Should you jump to get the first cash LISA? For most savers, I think the answer is no.
You’ve possibly heard about the new Lifetime ISA – or LISA – that was launched in April. I say launched, but there were only three providers who offered it back then, and only as Stocks and Shares LISAs – which obviously come with the risk that your investment could go down over time.
Now, two months on, we’ve finally got the first cash LISA, where your deposit can’t fall and you’ll earn interest on top. I’ve been (geekily) looking forward to this, but it’s turned out to be a big letdown.
Skipton Building Society has announced you’ll be able to get your hands on their cash LISA from Thursday 8th June with a deposit of just £1. The problem is it pays just 0.5%. Pathetic. Unless you’re planning on buying your first home in a year’s time I’d stay well clear of it.
Hang on, you might be thinking, isn’t the point of a LISA to get a huge 25% bonus from the government? Yep (more on this further down the page). But the way a LISA works means jumping at this first one could mean you actually lose out.
How Lifetime ISAs work
You can save up to £4,000 a year into a LISA and in return get a 25% bonus from the government. Sounds like easy money yeah?
Well there are conditions attached, the key one being you need to be under 40 years old to open one, though you can keep saving in one until you are 50 years old.
Then there are further restrictions, primarily that there are just two ways to get the bonus.
The first way to get this free money is to use it towards your first home – though the home can’t be worth more than £450,000 and you have to live there (i.e. you can’t rent it out).
Alternatively you can wait until you hit 60 years old.
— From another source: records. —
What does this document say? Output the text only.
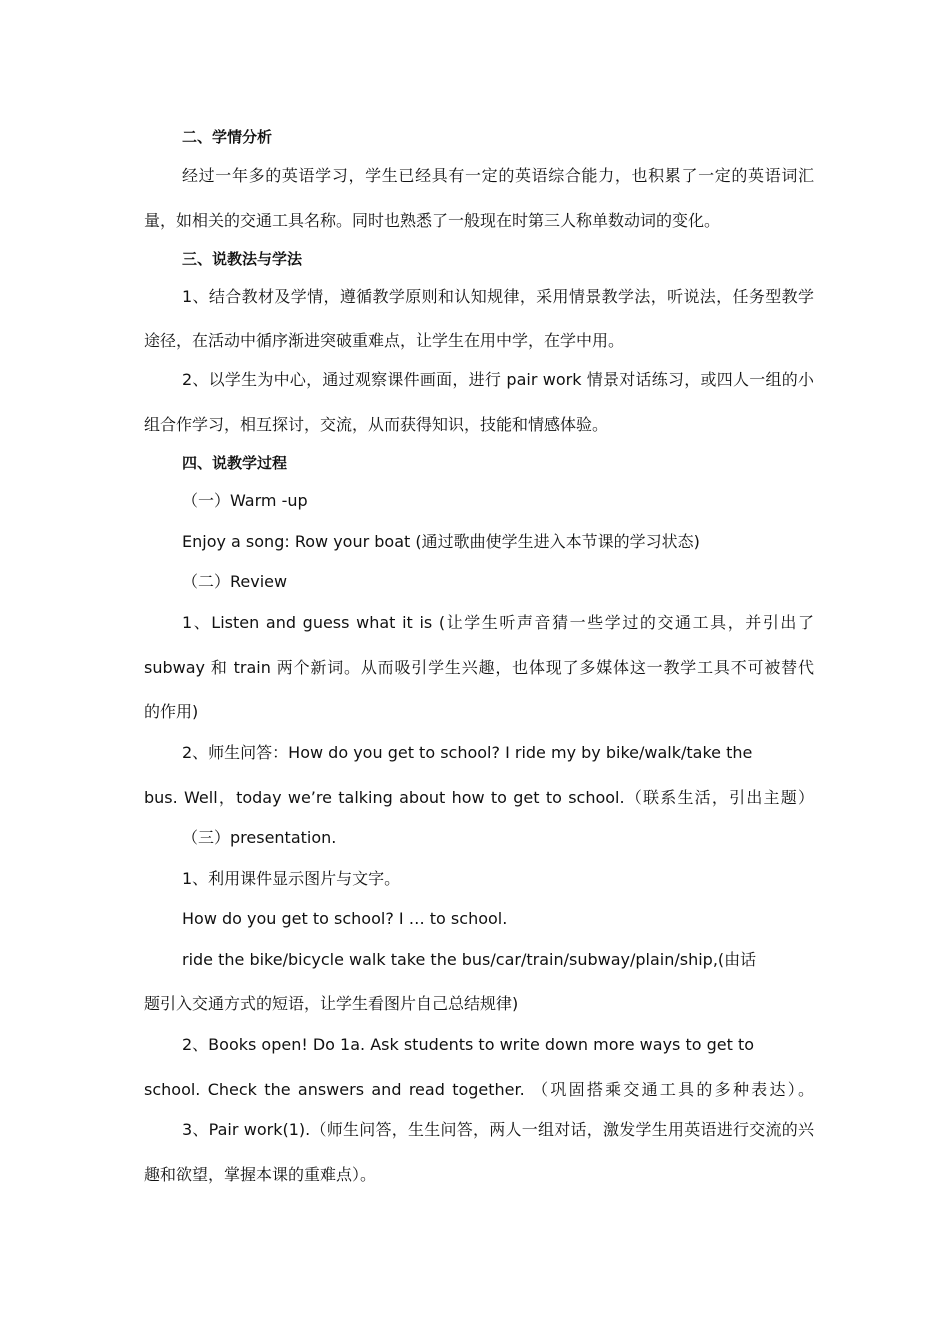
二、学情分析
经过一年多的英语学习，学生已经具有一定的英语综合能力，也积累了一定的英语词汇
量，如相关的交通工具名称。同时也熟悉了一般现在时第三人称单数动词的变化。
三、说教法与学法
1、结合教材及学情，遵循教学原则和认知规律，采用情景教学法，听说法，任务型教学
途径，在活动中循序渐进突破重难点，让学生在用中学，在学中用。
2、以学生为中心，通过观察课件画面，进行 pair work 情景对话练习，或四人一组的小
组合作学习，相互探讨，交流，从而获得知识，技能和情感体验。
四、说教学过程
（一）Warm -up
Enjoy a song: Row your boat (通过歌曲使学生进入本节课的学习状态)
（二）Review
1、Listen and guess what it is (让学生听声音猜一些学过的交通工具，并引出了
subway 和 train 两个新词。从而吸引学生兴趣，也体现了多媒体这一教学工具不可被替代
的作用)
2、师生问答：How do you get to school? I ride my by bike/walk/take the
bus. Well，today we’re talking about how to get to school.（联系生活，引出主题）
（三）presentation.
1、利用课件显示图片与文字。
How do you get to school? I … to school.
ride the bike/bicycle walk take the bus/car/train/subway/plain/ship,(由话
题引入交通方式的短语，让学生看图片自己总结规律)
2、Books open! Do 1a. Ask students to write down more ways to get to
school. Check the answers and read together. （巩固搭乘交通工具的多种表达）。
3、Pair work(1).（师生问答，生生问答，两人一组对话，激发学生用英语进行交流的兴
趣和欲望，掌握本课的重难点）。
Then you can access your cash and the bonus to help fund your retirement. The general consensus among experts seems to be this really should be in addition to a pension rather than instead of.
I’ve already got a mortgage, but I’m certainly going to take advantage of the option to save for when I reach 60 years old. Luckily I’m still in my late 30s!
But, and it’s a big BUT you need to be aware of, there is a 25% penalty on the savings and bonus if you take the money for any other reason. Although at first that seems like you just lose the bonus, you actually lose some of your initial savings too. For example: £4,000 plus 25% is £5,000. But £5,000 minus 25% is £3,750.
The only exception is if you die or are diagnosed with a terminal illness.
When you should avoid the new cash LISA
All sounds good right, but this offering from Skipton isn’t right for me, and I don’t think it’s right for most. Here are some of the scenarios when I’d say not open up one of these new cash LISAs.
If you’re buying your first home before June 2018
Since the LISA needs to be open for 12 months, won’t be able to use one for your home purchase. A Help to Buy ISA is a better option. These can be accessed once you’ve saved a minimum of £1,600, which can be reached in three months. Plus interest (which you can earn as well as the bonus) is higher on Help to Buy ISAs- Barclays currently offers one at 2.27%.
If you won’t be buying for more than a year
Stick with a Help to Buy ISA and see if there are better-paying cash LISAs released over the course of the year. However, if it gets to a point where you hope to buy in a year’s time, then look for the best paying LISA you can to start the 12-month countdown.
You’re opening up one for retirement
This is the one that relates to me.
You can deposit up to the maximum £4,000 into a LISA on April 5th and still get the full 25% bonus for the 2017/18 financial year. So rather than do it now for a pitiful 0.5%, put that money somewhere with better interest rates.
Even a standard ISA could get you around 1%, but regular readers will know I’m a big fan of using current accounts to get up to 5%.
This is what I’ll be doing, and as we get towards late March, I’ll look for the best paying cash LISA (if there are any!).
You think you’ll need access to the cash before you buy a home or you reach 60
As explained above, you’ll have to pay the 25% penalty if you take out cash early – so you’ll actually lose money. If it’s likely you’ll need the cash earlier, look to other savings options.
When you should get the new cash LISA
However, there is one exception, when opening a LISA, whether that’s a cash or a stocks and shares one, needs to be done sooner rather than later.
If you’re hoping to buy your first home in a year’s time
When you first open a LISA, you can’t use any LISA savings and bonuses until 12 months have passed. So if you plan to buy a house in a year’s time, you could open up one of the new accounts, even if it’s just with one pound.
But in the short term you’d be better off keeping your savings in a Help to Buy ISA as you can get better interest rates.
Then you can transfer that money across before 5th April to your LISA – and top it up to the max £4,000.